Saturday, April 24, 2010
Love, Actually Not
Between turning 35 on Sunday and this coming Monday being my former wedding anniversary, I'm doing a ton of thinking about it all. The main "it" being love or rather, what I thought was love. I see now that what I had was little more than a pretty illusion. That's liberating, in a way, but also scary because I don't want to fall into that ever again. So I put massive walls up that few could penetrate. Then I read this and it really resonated and makes me far less afraid of making another mistake. Not that I won't make a mistake again, but I think I'll recognize it far sooner and maybe avoid it altogether if I'm lucky. This is from "Daily OM" and the photo is by a Jenny Teraski on flickr.
"Love should feel good.
Relationships that leave you feeling depleted, sad and making excuses are not based in love.
Often in our lives, we fall prey to the idea of a thing rather than actually experiencing the thing itself. We see this at play in our love lives and in the love lives of our friends, our family, and even fictional characters. The conceptualizing, depiction, and pursuit of true love are multimillion-dollar industries in the modern world. However, very little of what is offered actually leads us to an authentic experience of love. Moreover, as we grasp for what we think we want and fail to find it, we may suffer and bring suffering to others. When this is the case, when we suffer more than we feel healed, we can be fairly certain that what we have found is not love but something else.
When we feel anxious, excited, nervous, and thrilled, we are probably experiencing romance, not love. Romance can be a lot of fun as long as we do not try to make too much of it. If we try to make more of it than it is, the romance then becomes painful. Romance may lead to love, but it may also fade without blossoming into anything more than a flirtation. If we cling to it and try to make it more, we might find ourselves pining for a fantasy, or worse, stuck in a relationship that was never meant to last.

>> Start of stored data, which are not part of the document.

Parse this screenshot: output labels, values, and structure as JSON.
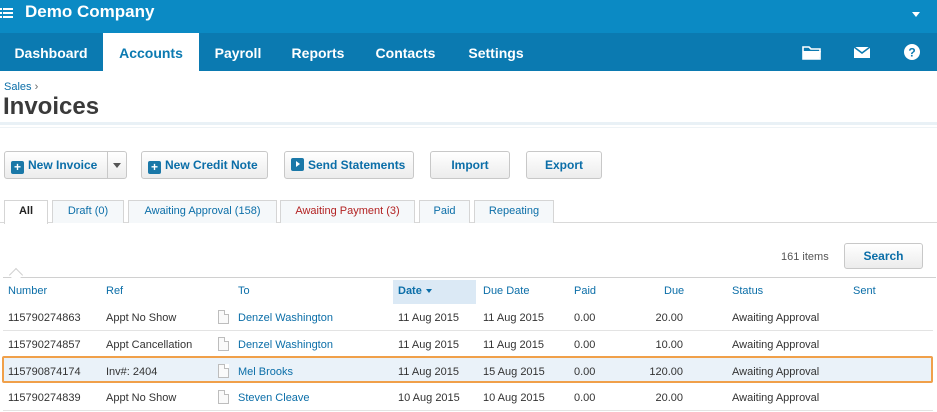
{
  "app": {
    "company": "Demo Company"
  },
  "nav": {
    "items": [
      "Dashboard",
      "Accounts",
      "Payroll",
      "Reports",
      "Contacts",
      "Settings"
    ],
    "active": "Accounts",
    "icons": [
      "folder-icon",
      "mail-icon",
      "help-icon"
    ]
  },
  "page": {
    "breadcrumb": "Sales",
    "breadcrumb_sep": "›",
    "title": "Invoices"
  },
  "toolbar": {
    "new_invoice": "New Invoice",
    "new_credit_note": "New Credit Note",
    "send_statements": "Send Statements",
    "import": "Import",
    "export": "Export"
  },
  "tabs": [
    {
      "label": "All"
    },
    {
      "label": "Draft (0)"
    },
    {
      "label": "Awaiting Approval (158)"
    },
    {
      "label": "Awaiting Payment (3)"
    },
    {
      "label": "Paid"
    },
    {
      "label": "Repeating"
    }
  ],
  "list": {
    "count": "161 items",
    "search_label": "Search"
  },
  "table": {
    "headers": {
      "number": "Number",
      "ref": "Ref",
      "to": "To",
      "date": "Date",
      "due_date": "Due Date",
      "paid": "Paid",
      "due": "Due",
      "status": "Status",
      "sent": "Sent"
    },
    "rows": [
      {
        "number": "115790274863",
        "ref": "Appt No Show",
        "to": "Denzel Washington",
        "date": "11 Aug 2015",
        "due_date": "11 Aug 2015",
        "paid": "0.00",
        "due": "20.00",
        "status": "Awaiting Approval",
        "sent": ""
      },
      {
        "number": "115790274857",
        "ref": "Appt Cancellation",
        "to": "Denzel Washington",
        "date": "11 Aug 2015",
        "due_date": "11 Aug 2015",
        "paid": "0.00",
        "due": "10.00",
        "status": "Awaiting Approval",
        "sent": ""
      },
      {
        "number": "115790874174",
        "ref": "Inv#:  2404",
        "to": "Mel Brooks",
        "date": "11 Aug 2015",
        "due_date": "15 Aug 2015",
        "paid": "0.00",
        "due": "120.00",
        "status": "Awaiting Approval",
        "sent": ""
      },
      {
        "number": "115790274839",
        "ref": "Appt No Show",
        "to": "Steven Cleave",
        "date": "10 Aug 2015",
        "due_date": "10 Aug 2015",
        "paid": "0.00",
        "due": "20.00",
        "status": "Awaiting Approval",
        "sent": ""
      }
    ]
  },
  "colors": {
    "topbar": "#0b8ac4",
    "navbar": "#0b7ab1",
    "link": "#0b6ea8",
    "highlight_border": "#f0a04a"
  }
}
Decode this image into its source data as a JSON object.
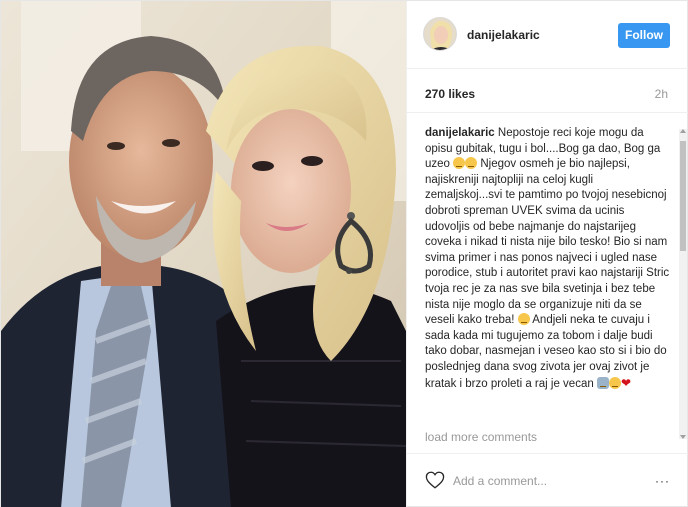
{
  "post": {
    "username": "danijelakaric",
    "follow_label": "Follow",
    "likes": "270 likes",
    "time_ago": "2h",
    "caption": {
      "author": "danijelakaric",
      "part1": " Nepostoje reci koje mogu da opisu gubitak, tugu i bol....Bog ga dao, Bog ga uzeo",
      "part2": " Njegov osmeh je bio najlepsi, najiskreniji najtopliji na celoj kugli zemaljskoj...svi te pamtimo po tvojoj nesebicnoj dobroti spreman UVEK svima da ucinis udovoljis od bebe najmanje do najstarijeg coveka i nikad ti nista nije bilo tesko! Bio si nam svima primer i nas ponos najveci i ugled nase porodice, stub i autoritet pravi kao najstariji Stric tvoja rec je za nas sve bila svetinja i bez tebe nista nije moglo da se organizuje niti da se veseli kako treba!",
      "part3": " Andjeli neka te cuvaju i sada kada mi tugujemo za tobom i dalje budi tako dobar, nasmejan i veseo kao sto si i bio do poslednjeg dana svog zivota jer ovaj zivot je kratak i brzo proleti a raj je vecan"
    },
    "load_more": "load more comments",
    "comment_placeholder": "Add a comment...",
    "more_label": "···",
    "heart_glyph": "❤"
  },
  "icons": {
    "like": "heart-outline-icon",
    "more": "more-options-icon"
  },
  "colors": {
    "accent": "#3897f0",
    "muted": "#999999",
    "heart": "#d4141c"
  }
}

Real love is identifiable by the way it makes us feel. Love should feel good. There is a peaceful quality to an authentic experience of love that penetrates to our core, touching a part of ourselves that has always been there. True love activates this inner being, filling us with warmth and light. An authentic experience of love does not ask us to look a certain way, drive a certain car, or have a certain job. It takes us as we are, no changes required. When people truly love us, their love for us awakens our love for ourselves. They remind us that what we seek outside of ourselves is a mirror image of the lover within. In this way, true love never makes us feel needy or lacking or anxious. Instead, true love empowers us with its implicit message that we are, always have been, and always will be, made of love."